Monte o preço pela potência do sistema, pela altura e pelo acesso, não por módulo isolado. Um pacote que inclui limpeza, inspeção visual, reaperto de conexões e leitura de geração entrega valor claro e diferencia você do concorrente que só vende a instalação e some. Para estruturar essa oferta, vale revisar o guia comercial de como vender energia solar e conectar a manutenção ao acompanhamento de geração distribuída do cliente.
Como registrar a manutenção e proteger a garantia
Toda limpeza precisa virar registro. Na ausência de uma norma específica de operação e manutenção, o setor usa a ABNT NBR 16274 como referência para inspeção e documentação pós-instalação (Portal Solar, 2025). Um relatório com data, fotos antes e depois e leitura de geração protege você e o cliente.
O registro também sustenta a garantia do fabricante, que costuma exigir manutenção adequada, e alimenta a próxima venda. Combine a limpeza com uma inspeção do lado de corrente contínua, checando a string box e as proteções e os conectores MC4, que são origem comum de pontos quentes. Um bom histórico de manutenção também facilita a defesa técnica caso o cliente conteste geração no futuro, algo que você já organiza no projeto fotovoltaico. Ferramentas como a Reonic ajudam a manter esse histórico de cliente e manutenção em um só lugar, sem planilha solta.
Perguntas frequentes
Preciso desligar o sistema para limpar as placas?
Sim. Desligue o inversor pelo disjuntor de corrente alternada antes de começar e faça a limpeza com o módulo frio. Lembre que o lado de corrente contínua permanece energizado enquanto houver luz solar, então trate cabos e conectores como vivos e nunca abra conexões molhadas no telhado.
Posso usar água da torneira comum?
Na maioria dos casos sim, desde que a água seja limpa e a pressão fique abaixo de 690 kPa. Em regiões de água muito dura, o cálcio deixa manchas brancas ao secar; nesses lugares, faça o enxágue final com água desmineralizada para não trocar um problema por outro na superfície do vidro.
Com que frequência a limpeza deve ser feita?
No mínimo uma vez por ano, e a cada seis meses em áreas secas, empoeiradas, litorâneas ou perto de indústria e lavoura.

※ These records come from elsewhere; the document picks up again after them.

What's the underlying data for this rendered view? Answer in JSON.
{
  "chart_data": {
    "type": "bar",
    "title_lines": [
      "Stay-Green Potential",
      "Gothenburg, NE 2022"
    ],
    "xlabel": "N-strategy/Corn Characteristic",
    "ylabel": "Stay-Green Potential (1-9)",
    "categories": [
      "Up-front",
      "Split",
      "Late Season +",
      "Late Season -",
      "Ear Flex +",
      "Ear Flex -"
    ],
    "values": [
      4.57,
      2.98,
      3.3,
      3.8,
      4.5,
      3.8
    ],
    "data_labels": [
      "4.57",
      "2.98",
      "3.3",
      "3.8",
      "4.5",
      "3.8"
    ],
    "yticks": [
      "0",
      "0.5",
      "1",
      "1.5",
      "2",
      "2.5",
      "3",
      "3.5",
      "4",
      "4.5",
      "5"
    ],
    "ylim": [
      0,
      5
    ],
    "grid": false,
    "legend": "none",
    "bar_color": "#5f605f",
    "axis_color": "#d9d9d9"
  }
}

O melhor gatilho, porém, é o monitoramento: quando a geração medida cai contra a curva esperada e você descartou sombra e falha de equipamento, é hora de limpar.
A limpeza pode danificar os painéis ou anular a garantia?
Pode, se feita errado. Escova de aço, produtos ácidos, jato de alta pressão e pisar no vidro causam microarranhões, infiltração e delaminação, e muitos fabricantes negam garantia nesses casos. Feita com água limpa, escova macia e baixa pressão, a limpeza preserva o módulo e mantém a garantia válida.
Vale a pena contratar limpeza profissional em vez de fazer sozinho?
Para telhados, quase sempre sim. O serviço envolve trabalho em altura sob a NR-35 e risco elétrico no lado de corrente contínua, o que exige treinamento e equipamento. Além da segurança, o profissional entrega relatório e inspeção que o cliente não faria sozinho, e ainda protege a geração que sustenta o retorno do investimento.
Conclusão
A limpeza de placa solar é barata perto do que a sujeira tira em geração, e é a porta de entrada para um contrato de manutenção que rende o ano todo. Faça com método, cumpra a NR-35, use só material macio e registre tudo pela NBR 16274. O cliente enxerga o ganho na conta de luz, e você transforma um serviço simples em receita recorrente e prova de competência técnica.